Creating an “off-ramp” for additional SNAP benefits

Though the Biden administration did give the requisite 60 days’ notice before the end of the SNAP extension program, it will still be an abrupt end to a very useful — even critical— cushion for millions of households.

The end of the SNAP supplemental assistance came as part of a negotiation over December’s federal budget bill; in order to pay for a Summer Electronic Benefit Transfer (EBT) program to provide meals for children when they’re out of school, a bipartisan committee agreed to shut down the SNAP supplement at the beginning of March.

It’s too soon to tell how severe the impact of this policy change will be, but all SNAP recipients in the states and territories ending the policy will be affected — around 30 million people.

In Massachusetts, Gov. Maura Healey’s administration has proposed a supplemental budget to fund the additional SNAP benefits at 40 percent — an “off-ramp” to the pandemic policy, Mangini said.

“What’s difficult for these families and individuals is they started getting this benefit back in March 2020, so we’re talking about three years that they’ve had this extra money coming in and people adjust their household budgets accordingly,” she told Vox. “So when you have an abrupt end to an extra income source at a time when we’re looking at incredibly high costs of food, for all the myriad reasons that are informing inflation, it’s just really impactful and stressful on households.”

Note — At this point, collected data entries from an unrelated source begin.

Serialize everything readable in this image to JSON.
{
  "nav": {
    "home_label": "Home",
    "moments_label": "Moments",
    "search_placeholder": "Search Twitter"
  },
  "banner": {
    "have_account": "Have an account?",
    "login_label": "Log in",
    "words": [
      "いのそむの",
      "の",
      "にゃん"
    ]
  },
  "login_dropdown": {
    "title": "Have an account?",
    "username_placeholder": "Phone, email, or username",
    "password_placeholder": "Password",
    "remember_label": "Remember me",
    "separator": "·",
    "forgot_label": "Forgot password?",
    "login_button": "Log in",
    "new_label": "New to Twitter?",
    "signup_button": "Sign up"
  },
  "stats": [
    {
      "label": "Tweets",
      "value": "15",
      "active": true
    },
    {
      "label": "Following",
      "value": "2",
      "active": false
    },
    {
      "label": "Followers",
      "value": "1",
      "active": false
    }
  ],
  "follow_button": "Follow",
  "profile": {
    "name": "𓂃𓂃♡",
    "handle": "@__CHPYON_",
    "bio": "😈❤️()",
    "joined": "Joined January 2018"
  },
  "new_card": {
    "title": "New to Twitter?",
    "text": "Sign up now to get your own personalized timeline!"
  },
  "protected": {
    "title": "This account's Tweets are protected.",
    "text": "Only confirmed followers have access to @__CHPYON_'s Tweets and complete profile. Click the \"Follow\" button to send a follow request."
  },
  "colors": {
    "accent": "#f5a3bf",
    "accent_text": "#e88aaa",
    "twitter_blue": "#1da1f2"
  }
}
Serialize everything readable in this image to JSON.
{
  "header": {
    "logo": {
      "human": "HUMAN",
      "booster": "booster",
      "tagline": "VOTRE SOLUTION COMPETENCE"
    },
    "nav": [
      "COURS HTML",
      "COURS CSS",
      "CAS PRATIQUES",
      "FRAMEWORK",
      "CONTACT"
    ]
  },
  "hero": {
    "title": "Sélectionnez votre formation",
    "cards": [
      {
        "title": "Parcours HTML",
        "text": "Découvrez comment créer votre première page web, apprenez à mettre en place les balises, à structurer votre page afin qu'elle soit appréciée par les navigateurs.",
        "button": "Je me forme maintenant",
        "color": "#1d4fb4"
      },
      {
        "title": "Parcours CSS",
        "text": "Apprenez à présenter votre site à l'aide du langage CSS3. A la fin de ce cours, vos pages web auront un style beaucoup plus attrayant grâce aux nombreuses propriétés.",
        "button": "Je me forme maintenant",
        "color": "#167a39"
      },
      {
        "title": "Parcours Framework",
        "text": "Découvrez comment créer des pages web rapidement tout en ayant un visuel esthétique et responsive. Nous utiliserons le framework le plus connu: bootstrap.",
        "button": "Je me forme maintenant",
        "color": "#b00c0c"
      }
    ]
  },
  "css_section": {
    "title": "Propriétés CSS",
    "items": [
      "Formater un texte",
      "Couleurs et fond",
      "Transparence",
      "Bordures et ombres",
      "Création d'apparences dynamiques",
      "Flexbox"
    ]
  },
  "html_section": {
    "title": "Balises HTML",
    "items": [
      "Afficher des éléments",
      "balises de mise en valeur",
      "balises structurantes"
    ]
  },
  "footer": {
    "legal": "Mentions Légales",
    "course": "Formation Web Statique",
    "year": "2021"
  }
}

The program, should the governor’s budget pass the Massachusetts legislature, will continue the structure of the federal supplemental assistance program at the reduced 40 percent level. “As far as I know, no other state is taking this step,” Mangini said.

Erin McAleer, the head of Massachusetts nonprofit Project Bread, told Boston’s WBUR that her group could only serve about 10 percent of the people benefiting from the extra SNAP funds. Project Bread works with Mangini’s office on food security issues and is pushing the Massachusetts legislature to pass the governor’s supplemental budget.

Given that troubling estimate, it’s not difficult to imagine that, as Ellen Vollinger, SNAP director at the Food Research & Action Center, told CBS News, a “hunger cliff is coming to the vast majority of states.”